Stromausfall

Wegen eines defekten Kabels fiel in Kinos, Stadttheater und Pauluskirche in Freiburg das Licht aus

Fabian Vögtle

Von Fabian Vögtle

Mo, 02. Dezember 2019 um 18:23 Uhr

Freiburg

Der Stromausfall von Sonntagabend hat mehr Gebäude betroffen als angenommen. Badenova ließ das defekte Kabel, das für den Ausfall von 21 Trafostationen gesorgt hatte, austauschen.

"Das war verrückt. Plötzlich ging das Licht im Zuschauerraum an, dann wieder aus", berichtet Susana Schnell. Die Sängerin stand am Sonntag beim Weihnachtsstück "In einem tiefen, dunklen Wald..." auf der Bühne im Großen Haus, als es zappenduster wurde. Als auch die Technik versagte, brach das Theater die Aufführung 20 Minuten vor Ende ab. "So was hab’ ich noch nie erlebt", sagte Schnell am Montag. Das Ensemble verabschiedete sich immerhin spontan mit A Cappella-Lied und Gitarrenmusik vom Publikum.

Wer ins Kino ging, hatte ebenfalls Pech. Sowohl im Cinemaxx als auch im Friedrichsbau und in der Harmonie blieben Filme stehen. "Das Bild war mehrfach kurz weg, weil die Projektoren ausgingen", berichtet Ludwig Ammann von den Friedrichsbau-Lichtspielen. Aber insgesamt sei man glimpflich davongekommen. Seit einigen Jahren habe man den Hauptserver für die Kinos in der Harmonie durch eine unterbrechungsfreie Stromversorgung abgesichert.
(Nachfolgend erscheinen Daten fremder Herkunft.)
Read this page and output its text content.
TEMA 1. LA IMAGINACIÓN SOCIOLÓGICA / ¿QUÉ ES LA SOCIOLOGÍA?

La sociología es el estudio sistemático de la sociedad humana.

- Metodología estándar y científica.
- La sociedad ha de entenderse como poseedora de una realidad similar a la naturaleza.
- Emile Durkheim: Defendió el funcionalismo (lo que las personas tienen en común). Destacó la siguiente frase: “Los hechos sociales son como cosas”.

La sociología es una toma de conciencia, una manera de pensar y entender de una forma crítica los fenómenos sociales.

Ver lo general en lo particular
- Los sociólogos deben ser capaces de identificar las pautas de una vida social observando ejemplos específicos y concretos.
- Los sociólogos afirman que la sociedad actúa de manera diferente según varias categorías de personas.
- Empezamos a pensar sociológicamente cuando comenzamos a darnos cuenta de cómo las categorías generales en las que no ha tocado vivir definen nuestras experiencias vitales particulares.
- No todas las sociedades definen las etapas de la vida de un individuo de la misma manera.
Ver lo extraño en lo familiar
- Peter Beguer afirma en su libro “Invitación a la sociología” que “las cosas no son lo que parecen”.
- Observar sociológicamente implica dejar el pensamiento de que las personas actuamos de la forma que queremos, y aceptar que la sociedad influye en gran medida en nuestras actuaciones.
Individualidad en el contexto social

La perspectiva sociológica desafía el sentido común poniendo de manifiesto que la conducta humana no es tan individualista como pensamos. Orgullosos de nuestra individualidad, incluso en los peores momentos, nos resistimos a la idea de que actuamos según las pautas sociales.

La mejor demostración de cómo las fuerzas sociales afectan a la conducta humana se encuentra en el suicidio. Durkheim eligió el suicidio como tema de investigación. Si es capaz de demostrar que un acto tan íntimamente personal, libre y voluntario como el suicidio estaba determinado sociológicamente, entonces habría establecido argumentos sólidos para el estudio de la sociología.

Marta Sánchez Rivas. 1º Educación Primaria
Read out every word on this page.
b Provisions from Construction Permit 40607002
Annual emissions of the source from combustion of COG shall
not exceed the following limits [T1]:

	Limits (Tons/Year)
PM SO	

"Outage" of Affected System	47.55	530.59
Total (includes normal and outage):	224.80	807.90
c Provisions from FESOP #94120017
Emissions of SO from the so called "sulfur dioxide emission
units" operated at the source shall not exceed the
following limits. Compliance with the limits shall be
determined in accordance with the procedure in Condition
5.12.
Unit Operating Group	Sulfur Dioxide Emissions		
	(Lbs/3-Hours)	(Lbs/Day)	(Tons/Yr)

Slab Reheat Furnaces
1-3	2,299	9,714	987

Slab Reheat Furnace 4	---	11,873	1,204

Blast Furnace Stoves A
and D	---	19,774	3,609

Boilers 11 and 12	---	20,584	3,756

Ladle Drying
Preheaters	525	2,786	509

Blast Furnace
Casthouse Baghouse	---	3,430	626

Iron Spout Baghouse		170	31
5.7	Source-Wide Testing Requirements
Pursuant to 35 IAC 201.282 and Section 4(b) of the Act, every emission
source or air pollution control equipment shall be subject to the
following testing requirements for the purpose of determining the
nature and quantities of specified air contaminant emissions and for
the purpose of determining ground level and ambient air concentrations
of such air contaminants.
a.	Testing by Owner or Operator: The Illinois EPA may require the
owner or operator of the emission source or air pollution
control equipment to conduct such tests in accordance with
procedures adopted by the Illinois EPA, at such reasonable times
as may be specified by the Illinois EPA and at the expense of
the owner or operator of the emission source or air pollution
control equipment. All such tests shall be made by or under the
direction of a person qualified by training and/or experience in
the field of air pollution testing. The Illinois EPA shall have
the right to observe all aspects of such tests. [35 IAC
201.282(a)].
Auch im Paulussaal und der Pauluskirche an der Dreisamstraße hätten alle Störungsmelder und die Notstromversorgung funktioniert, erklärte Diakon Norbert Aufrecht. Dort war gerade ein afrikanischer Gottesdienst zu Ende, als die Lichter ausfielen. Das anschließende Taizé-Gebet musste abgebrochen werden. Am Montag waren noch Handwerker in dem Zentrum der evangelischen Stadtmission, um alles zu überprüfen und wieder einzurichten.

Normalnetz nicht tangiert

Das Stadttheater, die Kinos und der Paulussaal sind genauso wie das Novotel "Hochspannungskunden". Vor allem diese durchs sogenannte Maschennetz versorgten Sonderkunden waren vom Stromausfall betroffen, erklärte Badenova-Sprecher Roland Weis auf BZ-Nachfrage. Das Normalnetz sei hingegen nicht direkt tangiert gewesen. Dennoch blieben auch in einigen Büros und Wohnungen über Nacht und sogar am Montag teils noch Lichter und Heizungen aus. Das könnte auf Störungen zurückzuführen sein, die im Zuge des Stromausfalls beim automatischen Aufschalten und Hochfahren von Systemen aufgetreten sind, erklärte ein Elektriker, der sich um die Reparatur in der Stadtredaktion kümmerte.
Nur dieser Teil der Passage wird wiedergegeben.